I’ll take it one step further – perhaps this is a direct result of Toyota’s dominance during the ill-conceived cash-for-clunkers program. We, like countless others across the country, used cash-for-clunkers to purchase our Toyota Yaris (thankfully we chose a model that has thus far escaped recall). It only made sense – why would we buy a GM or Chrysler when the fate of their company is questionable at best? So long as GM and Chrysler are dependent on the government, there will be no consumer confidence in their endeavors. Would you want to buy a car from the people that brought you Medicare, Medicaid, Social Security, the War on Poverty, the War on Drugs or any of the other horribly mismanaged government programs we’ve suffered? I certainly wouldn’t. We have seen how fickle this administration and this Congress are. Loyalty and vested interest might be there today, but that can quickly evaporate depending on the latest polls or the opinion of the most vocal leftist group. Not exactly instilling confidence in the product or the brand – especially since everything Obama touches turns to dust (Chicago Olympics, Copenhagen, Creigh Deeds, Jon Corzine, Martha Coakley, health care, etc.).

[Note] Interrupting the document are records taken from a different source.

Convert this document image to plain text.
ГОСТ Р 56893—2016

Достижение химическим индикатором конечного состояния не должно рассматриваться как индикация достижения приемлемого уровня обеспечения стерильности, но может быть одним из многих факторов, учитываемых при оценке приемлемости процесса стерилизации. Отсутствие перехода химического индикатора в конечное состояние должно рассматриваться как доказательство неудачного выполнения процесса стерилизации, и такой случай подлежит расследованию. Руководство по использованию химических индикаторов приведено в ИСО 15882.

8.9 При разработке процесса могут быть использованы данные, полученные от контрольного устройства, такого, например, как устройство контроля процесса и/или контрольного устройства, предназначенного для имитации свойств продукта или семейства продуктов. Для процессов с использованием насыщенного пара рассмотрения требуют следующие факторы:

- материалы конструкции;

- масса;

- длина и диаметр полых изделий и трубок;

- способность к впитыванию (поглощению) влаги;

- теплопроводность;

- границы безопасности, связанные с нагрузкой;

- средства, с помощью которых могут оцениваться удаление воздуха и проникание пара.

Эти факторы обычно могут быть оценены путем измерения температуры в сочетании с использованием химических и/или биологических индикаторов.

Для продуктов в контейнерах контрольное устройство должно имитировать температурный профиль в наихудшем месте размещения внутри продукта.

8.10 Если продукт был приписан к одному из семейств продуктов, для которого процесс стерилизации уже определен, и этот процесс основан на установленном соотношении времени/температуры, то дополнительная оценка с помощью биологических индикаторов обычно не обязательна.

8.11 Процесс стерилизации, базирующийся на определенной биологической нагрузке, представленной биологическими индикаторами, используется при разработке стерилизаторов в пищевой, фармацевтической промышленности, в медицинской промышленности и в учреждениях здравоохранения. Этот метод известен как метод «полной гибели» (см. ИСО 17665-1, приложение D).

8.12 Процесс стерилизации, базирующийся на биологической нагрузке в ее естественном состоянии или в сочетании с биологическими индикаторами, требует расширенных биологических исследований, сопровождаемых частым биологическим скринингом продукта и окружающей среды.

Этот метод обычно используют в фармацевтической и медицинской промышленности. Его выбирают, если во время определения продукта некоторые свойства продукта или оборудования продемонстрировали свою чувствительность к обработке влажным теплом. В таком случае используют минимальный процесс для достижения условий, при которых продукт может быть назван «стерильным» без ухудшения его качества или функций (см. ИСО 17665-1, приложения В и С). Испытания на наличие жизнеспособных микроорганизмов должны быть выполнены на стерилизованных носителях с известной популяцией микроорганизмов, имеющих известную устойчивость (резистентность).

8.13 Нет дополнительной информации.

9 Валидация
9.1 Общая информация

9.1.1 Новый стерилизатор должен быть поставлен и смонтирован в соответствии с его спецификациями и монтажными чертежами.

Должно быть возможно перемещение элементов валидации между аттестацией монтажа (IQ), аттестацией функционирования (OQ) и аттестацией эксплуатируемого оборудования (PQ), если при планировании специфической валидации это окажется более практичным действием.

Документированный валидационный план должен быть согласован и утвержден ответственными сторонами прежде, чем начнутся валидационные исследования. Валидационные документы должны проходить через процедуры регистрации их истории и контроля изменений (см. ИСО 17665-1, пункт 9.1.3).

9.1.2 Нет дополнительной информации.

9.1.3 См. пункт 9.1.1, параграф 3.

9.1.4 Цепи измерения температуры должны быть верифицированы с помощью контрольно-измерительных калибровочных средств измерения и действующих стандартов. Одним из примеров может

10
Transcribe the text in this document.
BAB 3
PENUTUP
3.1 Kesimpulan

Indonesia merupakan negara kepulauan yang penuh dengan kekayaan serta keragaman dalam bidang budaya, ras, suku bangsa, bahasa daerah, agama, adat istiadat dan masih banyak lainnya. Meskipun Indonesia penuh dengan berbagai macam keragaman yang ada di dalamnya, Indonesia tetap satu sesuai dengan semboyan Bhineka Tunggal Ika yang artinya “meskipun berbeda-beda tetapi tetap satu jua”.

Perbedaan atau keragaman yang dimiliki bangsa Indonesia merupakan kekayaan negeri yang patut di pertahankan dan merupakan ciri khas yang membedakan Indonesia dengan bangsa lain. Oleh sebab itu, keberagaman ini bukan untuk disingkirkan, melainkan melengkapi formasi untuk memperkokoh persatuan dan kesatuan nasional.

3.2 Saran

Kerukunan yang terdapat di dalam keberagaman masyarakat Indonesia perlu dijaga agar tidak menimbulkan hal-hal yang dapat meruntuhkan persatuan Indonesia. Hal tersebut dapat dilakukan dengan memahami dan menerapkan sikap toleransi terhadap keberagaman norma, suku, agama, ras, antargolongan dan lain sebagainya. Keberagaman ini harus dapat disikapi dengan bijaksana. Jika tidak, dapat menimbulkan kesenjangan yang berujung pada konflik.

The problem with GM vehicles covers those manufactured between 2005 and 2010 (uh-oh, I already hear ‘Bush’s fault!’). Toyota’s recall dated back as far for one model, while most recalled were manufactured between 2008 and 2010. Legislators couldn’t get in front of the cameras fast enough to issue full-throated denunciations of the delays at Toyota in addressing the issue. One would expect to hear the denunciations of delayed action from the Washington elites regarding the GM matter as well. So far, I have heard nothing. I know that asking for parity in the treatment of these two issues is asking a lot, but it isn’t unreasonable. This is why government should not involve itself in the daily affairs of business, and the perfect example of the effect a public option would have on healthcare. Democrats disingenuously clamor for fake competition to bring costs down (while I welcome their acknowledgement of the efficacy of free market principles, I think they still have a lot to learn about business) by embracing the public option, but they fail to realize you cannot compete with the government. It is hard to compete on a level playing field with someone who owns the bully pulpit, has the infinite resources of the American taxpayer at their disposal (at least to the point Americans have enough and revolt) and writes the rules of the game. The disparate handling of these recalls is a perfect illustration of why we must fight the public option with every fiber of our being.